I’ve never read anything quite like the late Venezuelan writer Miyó Vestrini’s poems: they obsessively sing about death. They aren’t simply obsessed with individual mortality, but with the potential for radical nothingness at the heart of the social: anyone has the agency to remove themselves from the world of the living, leaving an absence that can’t be filled or reconciled. This selection of works from 1960 through 1990, Some Poems of Miyó Vestrini – edited by Faride Mereb and Elisa Maggi, and translated by Anne Boyer and Cassandra Gillig – is the first volume of Vestrini’s poetry to appear in English. She wrote in fragmentary, imagistic lines, mixing quotidian scenes with their negations: ‘I think about Venice, / because of the blinds that go up and down / a sound like no other. / More than the nauseating rain, I am shaken by things I remember, / shit things.’

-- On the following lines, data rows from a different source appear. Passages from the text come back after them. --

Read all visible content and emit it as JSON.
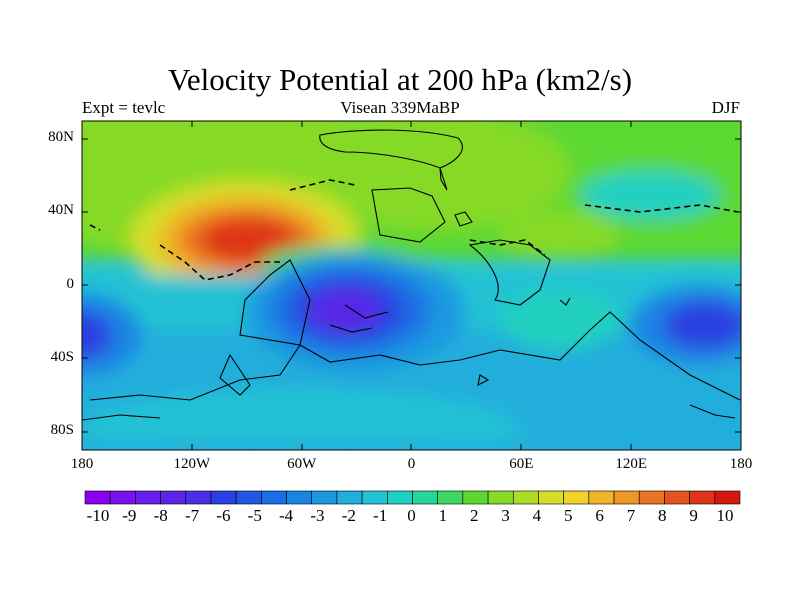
{
  "title": "Velocity Potential at 200 hPa (km2/s)",
  "subtitle_left": "Expt = tevlc",
  "subtitle_center": "Visean 339MaBP",
  "subtitle_right": "DJF",
  "lat_ticks": [
    {
      "label": "80N",
      "value": 80
    },
    {
      "label": "40N",
      "value": 40
    },
    {
      "label": "0",
      "value": 0
    },
    {
      "label": "40S",
      "value": -40
    },
    {
      "label": "80S",
      "value": -80
    }
  ],
  "lon_ticks": [
    {
      "label": "180",
      "value": -180
    },
    {
      "label": "120W",
      "value": -120
    },
    {
      "label": "60W",
      "value": -60
    },
    {
      "label": "0",
      "value": 0
    },
    {
      "label": "60E",
      "value": 60
    },
    {
      "label": "120E",
      "value": 120
    },
    {
      "label": "180",
      "value": 180
    }
  ],
  "colorbar": {
    "labels": [
      "-10",
      "-9",
      "-8",
      "-7",
      "-6",
      "-5",
      "-4",
      "-3",
      "-2",
      "-1",
      "0",
      "1",
      "2",
      "3",
      "4",
      "5",
      "6",
      "7",
      "8",
      "9",
      "10"
    ],
    "colors": [
      "#8A00F0",
      "#7A10EE",
      "#6A1DEC",
      "#5A25E8",
      "#4A30E4",
      "#2A40E0",
      "#1E58E4",
      "#1A6EE4",
      "#1A84E4",
      "#1C98E0",
      "#20AEDC",
      "#22C2D4",
      "#20D0C0",
      "#26D898",
      "#40D860",
      "#5CD830",
      "#86DA28",
      "#ACDC28",
      "#D6DE2A",
      "#F0D22A",
      "#F0B428",
      "#EE9626",
      "#EA7424",
      "#E45420",
      "#DE3418",
      "#D41810"
    ]
  },
  "chart_data": {
    "type": "heatmap",
    "title": "Velocity Potential at 200 hPa (km2/s)",
    "variable": "Velocity Potential",
    "units": "km2/s",
    "level": "200 hPa",
    "season": "DJF",
    "experiment": "tevlc",
    "period": "Visean 339MaBP",
    "lon_range": [
      -180,
      180
    ],
    "lat_range": [
      -90,
      90
    ],
    "value_range": [
      -10,
      10
    ],
    "contour_interval": 1,
    "features": [
      {
        "name": "maximum",
        "lon": -87,
        "lat": 20,
        "value": 10
      },
      {
        "name": "minimum",
        "lon": -35,
        "lat": -12,
        "value": -9
      },
      {
        "name": "minimum",
        "lon": 160,
        "lat": -28,
        "value": -7
      },
      {
        "name": "minimum",
        "lon": -178,
        "lat": -35,
        "value": -6
      }
    ]
  }
}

Vestrini’s writing has a clarity and directness that cuts through metaphysical obscurity: death is not mystified or transcendent. Rather, the poems embrace death as an aspect of daily life: both a mundane fact that follows one into every situation (sometimes terribly, sometimes comically), and a secret weapon that one can only use once. For Vestrini, death does not only lord power over the individual, it can also be an exercise of power against a corrupt and patriarchal social order, as in ‘Brave Citizen’, which opens: ‘Give me, lord, / an angry death. / A death as offensive / as those I’ve offended.’